Quand nous sommes témoins de la violence faite à des gens sans défense, innocents – cf. les scènes d’horreur qui nous viennent du spectacle de la guerre – nous espérons qu’il y aura une justice pour ces criminels. Et il faut que justice soit faite. Le pardon de Dieu, en effet, ne signifie pas qu’on doive s’abstenir de juger les crimes contre l’humanité, mais que la justice des hommes ne pourra jamais éradiquer le mal du cœur de l’humanité, changer le cœur de l’homme. Est-ce que l’humanité a changé depuis que les crimes des nazis ont été jugés ? D’autres génocidaires ont pris le relais – au Cambodge (1975-1979), au Rwanda (1994), en Bosnie (1992-1995), et ailleurs.
« Que vais-je dire ? ‘Père, sauve-moi de cette heure’ ? – Mais, non ! C’est pour cela que je suis parvenu à cette heure-ci ! Père, glorifie ton nom ! » (évangile de ce dimanche).
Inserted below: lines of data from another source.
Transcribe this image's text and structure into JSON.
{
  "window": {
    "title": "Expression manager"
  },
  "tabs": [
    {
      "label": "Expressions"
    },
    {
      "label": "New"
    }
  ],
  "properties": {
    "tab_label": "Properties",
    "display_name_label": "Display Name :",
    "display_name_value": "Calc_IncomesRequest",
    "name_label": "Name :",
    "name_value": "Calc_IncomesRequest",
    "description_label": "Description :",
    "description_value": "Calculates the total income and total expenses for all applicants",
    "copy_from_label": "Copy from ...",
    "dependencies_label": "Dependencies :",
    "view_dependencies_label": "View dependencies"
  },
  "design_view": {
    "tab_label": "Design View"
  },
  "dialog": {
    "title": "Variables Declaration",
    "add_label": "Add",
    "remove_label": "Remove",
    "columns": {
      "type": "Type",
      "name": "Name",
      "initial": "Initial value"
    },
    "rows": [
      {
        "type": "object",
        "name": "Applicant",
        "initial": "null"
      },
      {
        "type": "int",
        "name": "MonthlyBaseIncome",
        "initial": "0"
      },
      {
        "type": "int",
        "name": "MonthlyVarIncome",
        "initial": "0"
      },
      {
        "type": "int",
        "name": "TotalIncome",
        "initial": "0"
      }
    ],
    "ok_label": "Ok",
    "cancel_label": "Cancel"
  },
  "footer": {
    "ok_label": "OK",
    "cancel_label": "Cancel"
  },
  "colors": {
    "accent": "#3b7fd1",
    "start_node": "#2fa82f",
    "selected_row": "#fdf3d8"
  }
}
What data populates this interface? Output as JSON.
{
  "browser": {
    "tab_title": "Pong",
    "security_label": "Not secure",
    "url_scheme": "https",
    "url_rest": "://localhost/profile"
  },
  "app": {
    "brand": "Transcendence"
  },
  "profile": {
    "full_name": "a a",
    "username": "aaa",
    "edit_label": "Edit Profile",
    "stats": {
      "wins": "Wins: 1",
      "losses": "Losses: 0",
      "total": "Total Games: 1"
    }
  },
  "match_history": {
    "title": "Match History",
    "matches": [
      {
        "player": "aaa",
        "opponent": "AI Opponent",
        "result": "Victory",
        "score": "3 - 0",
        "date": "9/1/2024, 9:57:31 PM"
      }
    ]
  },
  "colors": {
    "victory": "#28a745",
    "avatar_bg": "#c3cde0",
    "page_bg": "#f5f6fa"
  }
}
1. Art. 1.2. Développer entre les nations des relations amicales fondées sur le respect du principe de l'égalité de droits des peuples et de leur droit à disposer d'eux-mêmes, et prendre toutes autres mesures propres à consolider la paix du monde;
2. Préambule : Considérant que la méconnaissance et le mépris des droits de l'homme ont conduit à des actes de barbarie qui révoltent la conscience de l'humanité et que l'avènement d'un monde où les êtres humains seront libres de parler et de croire, libérés de la terreur et de la misère, a été proclamé comme la plus haute aspiration de l'homme.